MRI
The principle behind this technique is that the exine shells concentrate the contrast agent in a particular part of the body, where it then shows up brightly within the scanner.
There are three potential benefits from using this technique:
- The exines go to parts of the body not normally reached by contrast agents such as gadolinium
- The contrast agent is released in blood over a period of time so sequential imaging
- A much smaller quantity of contrast agent is required
We have demonstrated that these microcapsules can be filled with a commercial gadolinium(III) MRI contrast agent which was slowly released in blood plasma due to enzymatic digestion of the exine capsule. Magnetic Resonance Microimaging Experiments were carried out at 11.47 T to characterise the release profile over time of the commercial contrast agent (CA) Omniscan. The loading level of the Omniscan was determined by ICP-OES to be 0.80%. The figure below shows four consecutive slices through the agar gel monolith containing Omniscant encapsulated in exine shells. Each frame has dimensions of 3 x 3 mm. An exine capsule that appears in several consecutive slices is highlighted with arrows here.

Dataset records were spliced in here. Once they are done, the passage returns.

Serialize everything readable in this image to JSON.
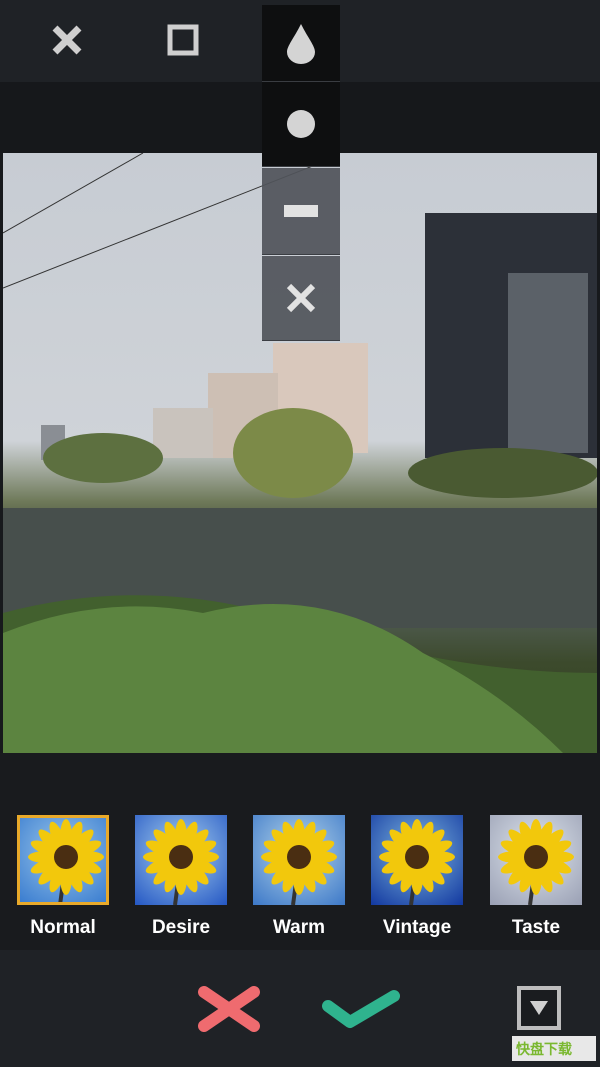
{
  "toolbar": {
    "icons": [
      "close-icon",
      "square-frame-icon",
      "drop-icon"
    ]
  },
  "shape_menu": {
    "items": [
      "drop-icon",
      "circle-icon",
      "minus-icon",
      "close-icon"
    ]
  },
  "filters": [
    {
      "label": "Normal",
      "selected": true
    },
    {
      "label": "Desire",
      "selected": false
    },
    {
      "label": "Warm",
      "selected": false
    },
    {
      "label": "Vintage",
      "selected": false
    },
    {
      "label": "Taste",
      "selected": false
    }
  ],
  "actions": {
    "cancel_icon": "cross-icon",
    "confirm_icon": "check-icon",
    "more_icon": "dropdown-arrow-icon"
  },
  "colors": {
    "selected_border": "#e8a92a",
    "cancel": "#ef6b6f",
    "confirm": "#2fb38e"
  },
  "watermark": {
    "text": "快盘下载"
  }
}
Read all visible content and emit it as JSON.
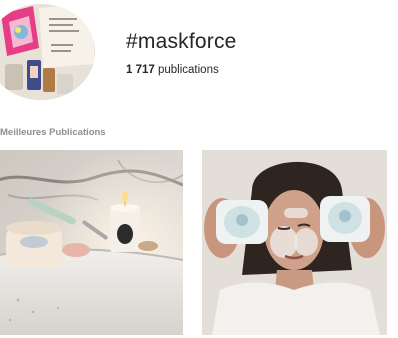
{
  "header": {
    "hashtag": "#maskforce",
    "publication_count": "1 717",
    "publication_label": "publications"
  },
  "sections": {
    "top_posts_label": "Meilleures Publications"
  },
  "posts": [
    {
      "type": "photo",
      "subject": "skincare jar on bathroom tub with jade roller and candle"
    },
    {
      "type": "photo",
      "subject": "woman holding two mask jars over eyes"
    }
  ]
}
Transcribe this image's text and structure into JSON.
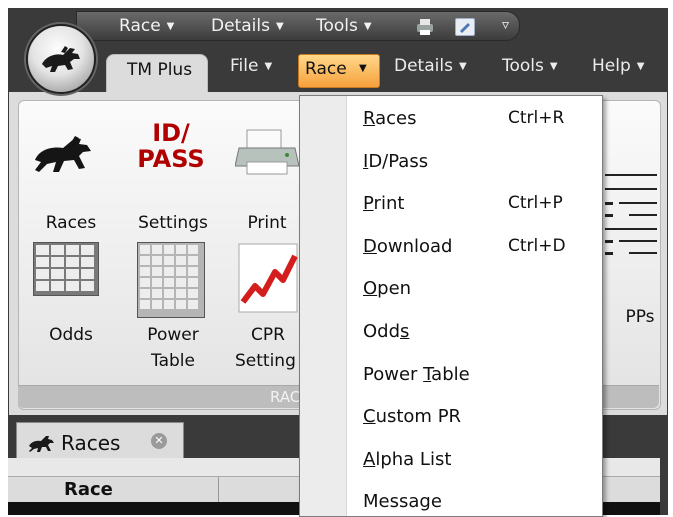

The plot here shows the release of the contrast agent over 8 hours. A maximum is reached after ca. 4 hours for the sample in human blood plasma and no significant release is observed for the control sample.
More information on this experiment is given in M. Lorch, M. J. Thomasson, A. Diego-Taboada, S. Barrier, S. L. Atkin,G. Mackenzie and S. J. Archibald, Chem. Commun., 2009, DOI: 10.1039/b909551a
This technique can also be applied to non-conventional contrast agents such as food oils. The picture shown below was obtained after drinking milk containing the exine shell loaded with fish oil.
Photograph: Ten minutes after the ingestion of oil filled exine. Stomach mucosa highlighted by exine (arrow) and increased signal in the small vessels of the liver
– shown in the region of interest highlighted by box.